An important question that needs be answered for better application of the findings is the mechanism underlying bortezomib-mediated induction of survivin expression in mutated or null p53 cancer cells, while it showed downregulation of or minimal effect on survivin expression in wild type p53 cancer cells. Although answering this critical question will need further research efforts, based on the current available information, the potential p53 and NF-κB functional crosstalk could provide a plausible explanation, although need to be further confirmed. As reviewed before, the survivin gene is a potential downstream target for p53 and NF-κB transcriptional regulation . Alternatively, the previous finding that bortezomib stabilizes active form of p53 in human LNCaP-Pro5 prostate cancer cells may provide another explanation . Nevertheless, while survivin expression is inhibited by wild type p53 [27–29], survivin and NF-κB appear to be co-expressed in cancer such as in peripheral T-cell lymphoma , and inhibition of NF-κB activity using NF-κB-specific inhibitors decreased survivin expression . Consistent with these observations, bortezomib resistance requires NF-κB activity in mantle cell lymphoma . Therefore, the potential connection of these factors provide an interesting underlying mechanism, which is likely similar to the mechanism we recently discovered for the p53 and ERα on the survivin gene control in the breast cancer .

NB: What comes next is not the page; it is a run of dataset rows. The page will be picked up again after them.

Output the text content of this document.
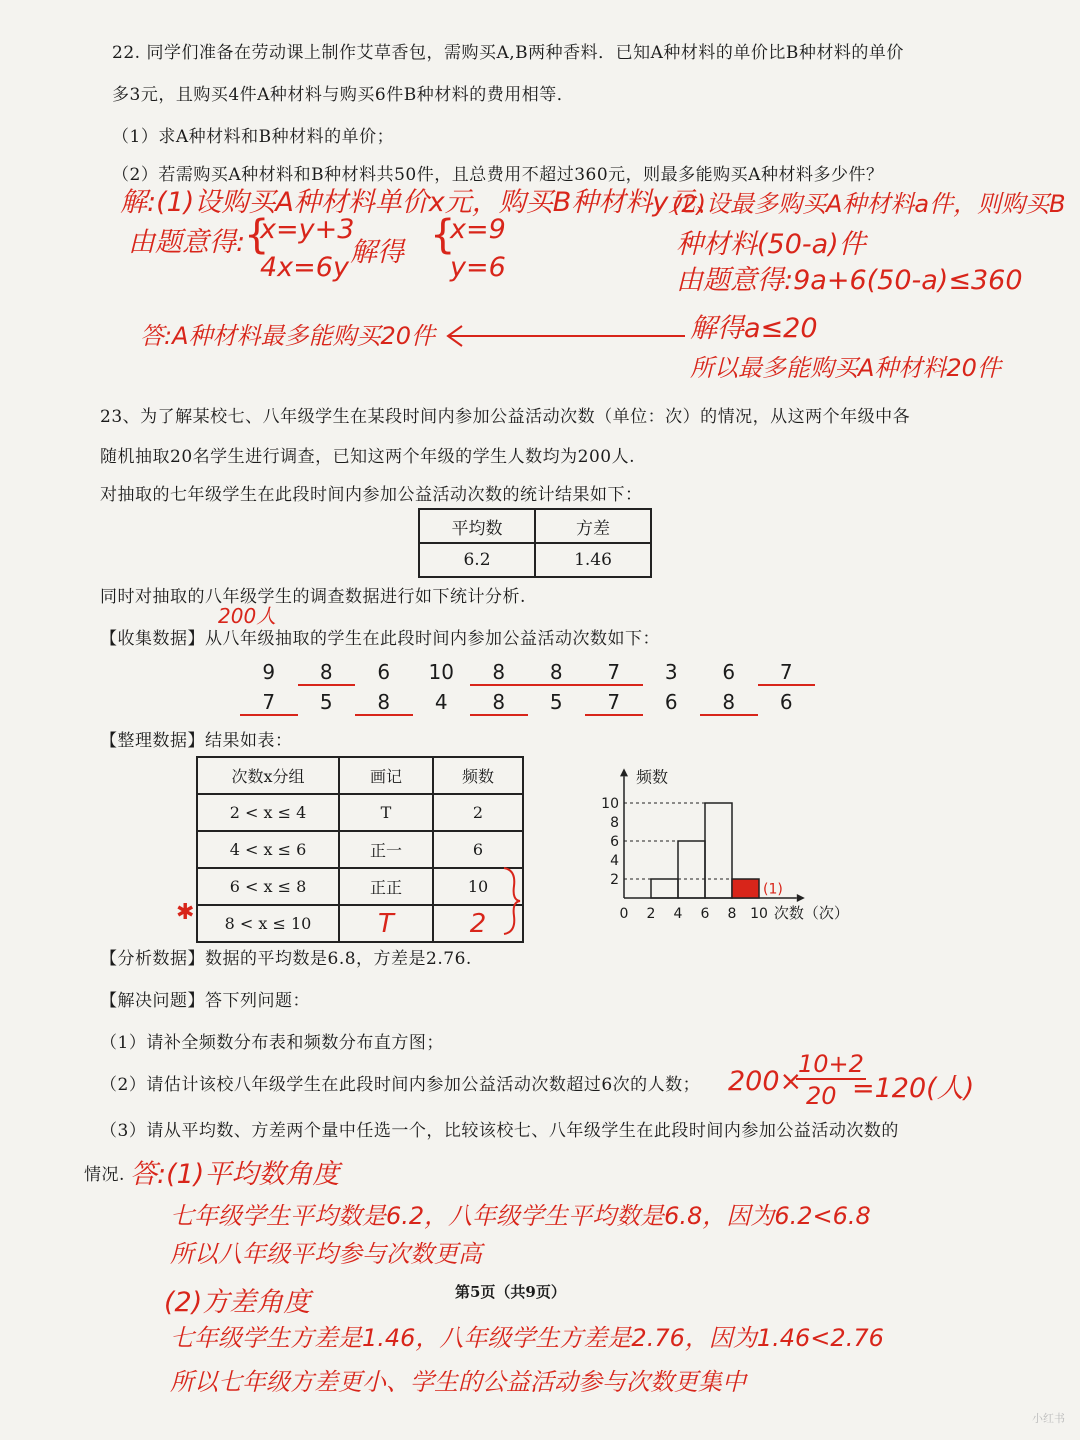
22. 同学们准备在劳动课上制作艾草香包，需购买A,B两种香料．已知A种材料的单价比B种材料的单价
多3元，且购买4件A种材料与购买6件B种材料的费用相等．
（1）求A种材料和B种材料的单价；
（2）若需购买A种材料和B种材料共50件，且总费用不超过360元，则最多能购买A种材料多少件？
解:(1)设购买A种材料单价x元，购买B种材料y元、
由题意得:
{
x=y+3
4x=6y 解得 {
x=9
y=6
(2)设最多购买A种材料a件，则购买B
种材料(50-a)件
由题意得:9a+6(50-a)≤360
解得a≤20
所以最多能购买A种材料20件
答:A种材料最多能购买20件
23、为了解某校七、八年级学生在某段时间内参加公益活动次数（单位：次）的情况，从这两个年级中各
随机抽取20名学生进行调查，已知这两个年级的学生人数均为200人.
对抽取的七年级学生在此段时间内参加公益活动次数的统计结果如下：
平均数	方差
6.2	1.46
同时对抽取的八年级学生的调查数据进行如下统计分析.
200人
【收集数据】从八年级抽取的学生在此段时间内参加公益活动次数如下：
9	8	6	10	8	8	7	3	6	7
7	5	8	4	8	5	7	6	8	6
【整理数据】结果如表：
次数x分组	画记	频数
2 < x ≤ 4	T	2
4 < x ≤ 6	正一	6
6 < x ≤ 8	正正	10
8 < x ≤ 10	T	2
✱
频数
次数（次）
0 2 4 6 8 10
2
4
6
8
10
(1)
【分析数据】数据的平均数是6.8，方差是2.76.
【解决问题】答下列问题：
（1）请补全频数分布表和频数分布直方图；
（2）请估计该校八年级学生在此段时间内参加公益活动次数超过6次的人数； 200×
10+2
20 =120(人)
（3）请从平均数、方差两个量中任选一个，比较该校七、八年级学生在此段时间内参加公益活动次数的
情况. 答:(1)平均数角度
七年级学生平均数是6.2，八年级学生平均数是6.8，因为6.2<6.8
所以八年级平均参与次数更高
(2)方差角度
七年级学生方差是1.46，八年级学生方差是2.76，因为1.46<2.76
所以七年级方差更小、学生的公益活动参与次数更集中
第5页（共9页）
小红书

Finally, the p53 status in RPMI-8226 and Kms11 is not fully consistent in literature. Our literature search indicates that RPMI-8226 has mutant p53 , while Kms11 has wild type p53. However, some publication indicated that Kms11 is p53 null. This is likely due to the hypermethylation of the p53 gene to make p53 expression extremely low . Consistently, our results (Li and Chanan-Khan, unpublished observation) indicated that the expression of p53 in Kms11 was barely detected. Consistent with this, we found that the expression of survivin in Kms11 is comparable with its level in RPMI-8226 (Fig. 3C).